DOJ immigration court agency misrepresents its accomplishments


The agency that runs U.S. immigration courts routinely overstates its performance, the Justice Department office of inspector general says.

Within the DOJ, the Executive Office for Immigration Review administers the courts that decide whether or not to deport those charged with immigration violations. In a report (.pdf) released Nov. 1, auditors describe several ways the EOIR makes its performance look better than it really is.

For example, the EOIR counts changes of venue and transfers as case "completions" even though the courts have not actually decided the case.
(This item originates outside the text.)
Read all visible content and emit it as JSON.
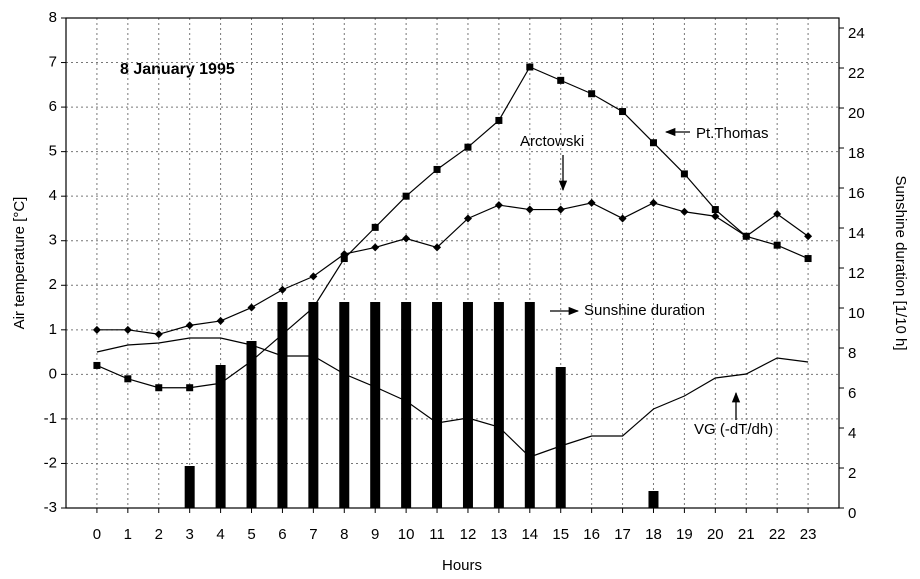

The agency gives courts credits for closing those cases even though they aren't complete, auditors say.

In a sample of 1,785 closed cases, the EOIR had counted 484 administrative events as completions.
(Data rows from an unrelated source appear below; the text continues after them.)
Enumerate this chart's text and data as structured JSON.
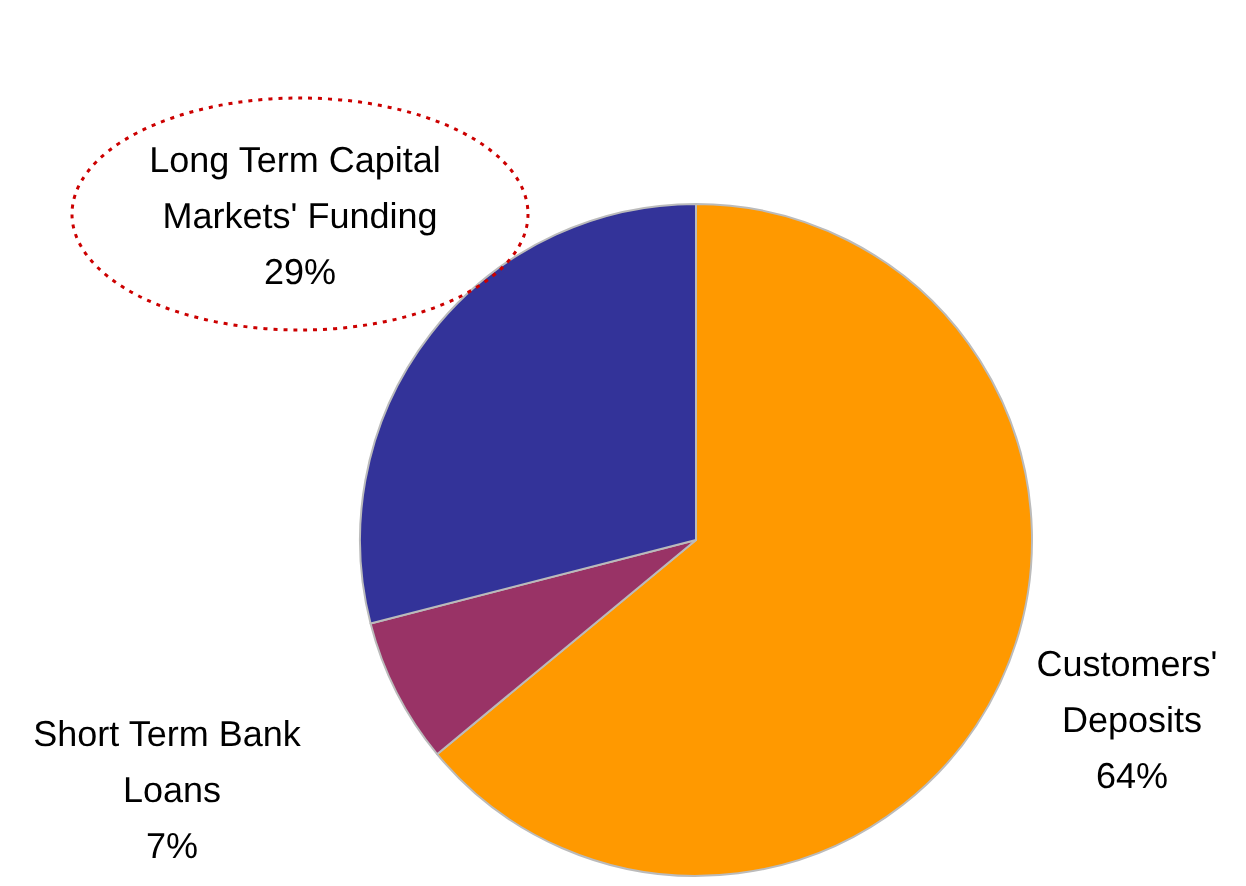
{
  "chart_data": {
    "type": "pie",
    "categories": [
      "Customers' Deposits",
      "Short Term Bank Loans",
      "Long Term Capital Markets' Funding"
    ],
    "values": [
      64,
      7,
      29
    ],
    "colors": [
      "#ff9900",
      "#993366",
      "#333399"
    ],
    "value_labels": [
      "64%",
      "7%",
      "29%"
    ]
  }
}
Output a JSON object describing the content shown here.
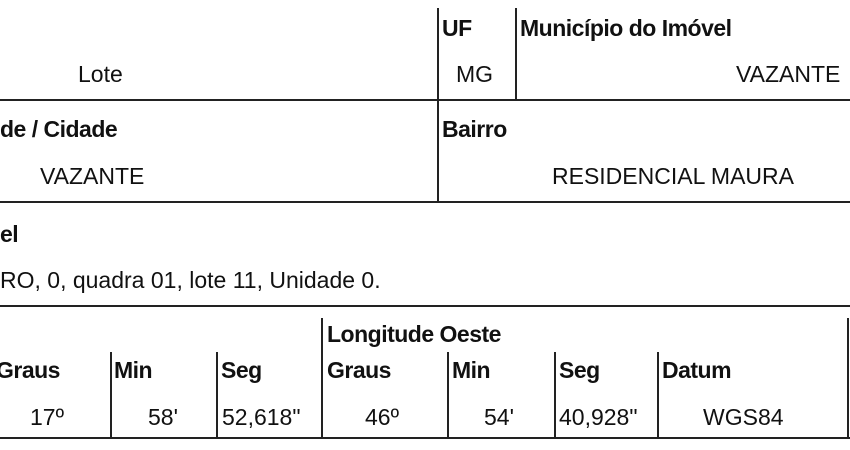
{
  "row1": {
    "lote": "Lote",
    "uf_label": "UF",
    "uf_value": "MG",
    "municipio_label": "Município do Imóvel",
    "municipio_value": "VAZANTE"
  },
  "row2": {
    "cidade_label": "de / Cidade",
    "cidade_value": "VAZANTE",
    "bairro_label": "Bairro",
    "bairro_value": "RESIDENCIAL MAURA"
  },
  "row3": {
    "label": "el",
    "value": "RO, 0, quadra 01, lote 11, Unidade 0."
  },
  "coords": {
    "longitude_label": "Longitude Oeste",
    "headers": [
      "Graus",
      "Min",
      "Seg",
      "Graus",
      "Min",
      "Seg",
      "Datum"
    ],
    "values": [
      "17º",
      "58'",
      "52,618\"",
      "46º",
      "54'",
      "40,928\"",
      "WGS84"
    ]
  }
}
The agency told auditors that the method lets it measure individual courts' work. But auditors say that it's confusing, that transfers and changes of venue don't bring cases closer to completion, and that it's important to track how long individual cases last from start to finish.
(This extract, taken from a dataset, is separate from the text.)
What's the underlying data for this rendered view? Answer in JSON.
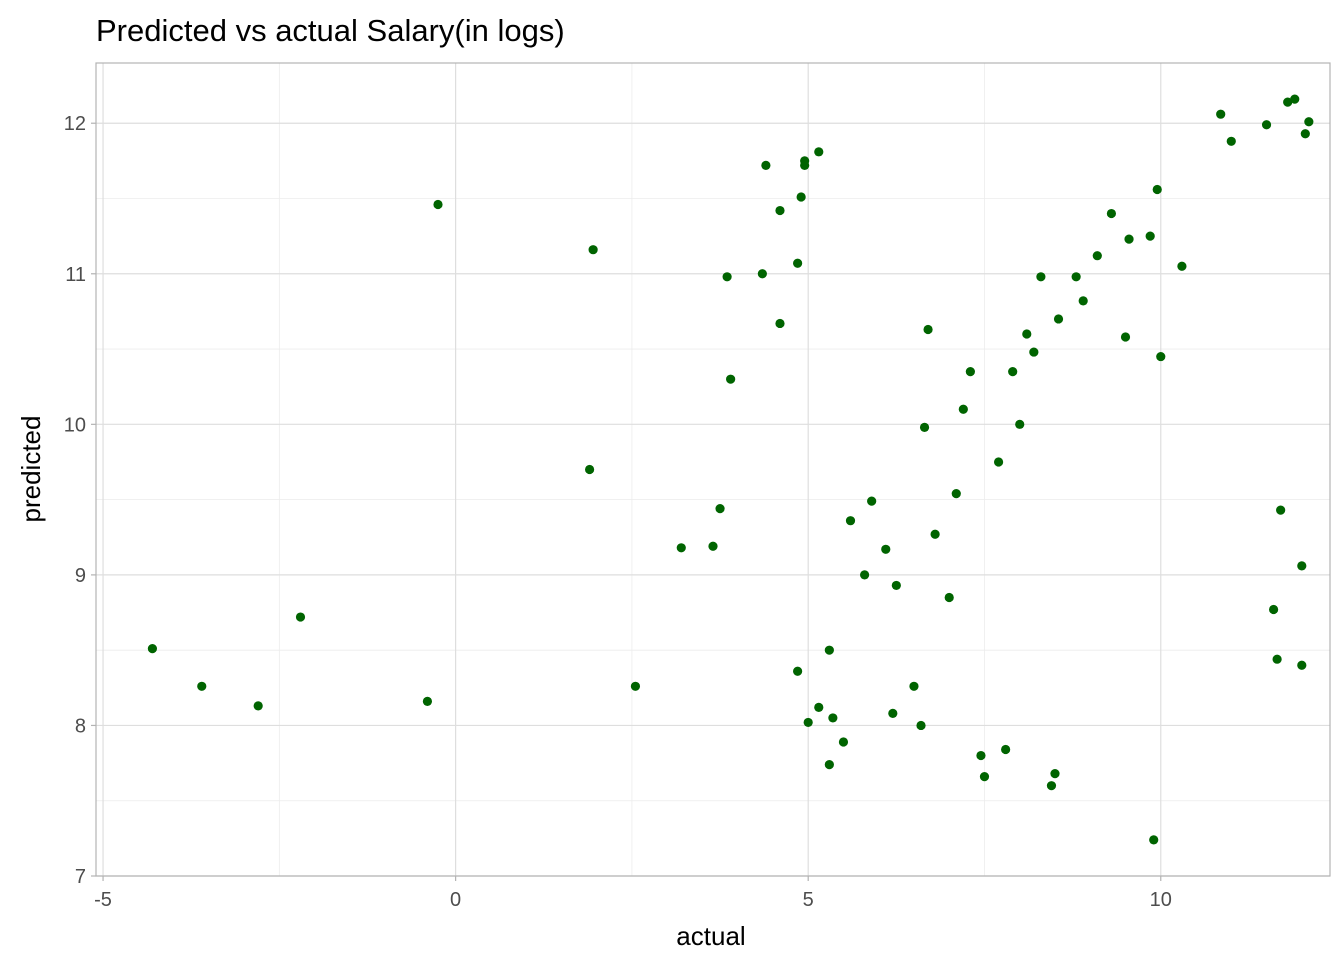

For its timeliness goal, the EOIR counts how much time cases spend in individual courts--even when cases go through more than one court. Auditors say a if a case has a 60-day goal for completion and then spends 50 days in one court and 50 days in another, EOIR would report that the courts completed two cases within the 60-day goal.

As a result, it appears that "more cases meet the completion goals than actually do," auditors say.

The agency also no longer sets completion goals for cases where immigrants are not detained. It stopped doing so in 2010 to focus on cases where immigrants were being detained, but timeliness still matters for non-detained immigrants.

According to their sample, auditors say cases involving non-detained immigrations last more than 17 months on average.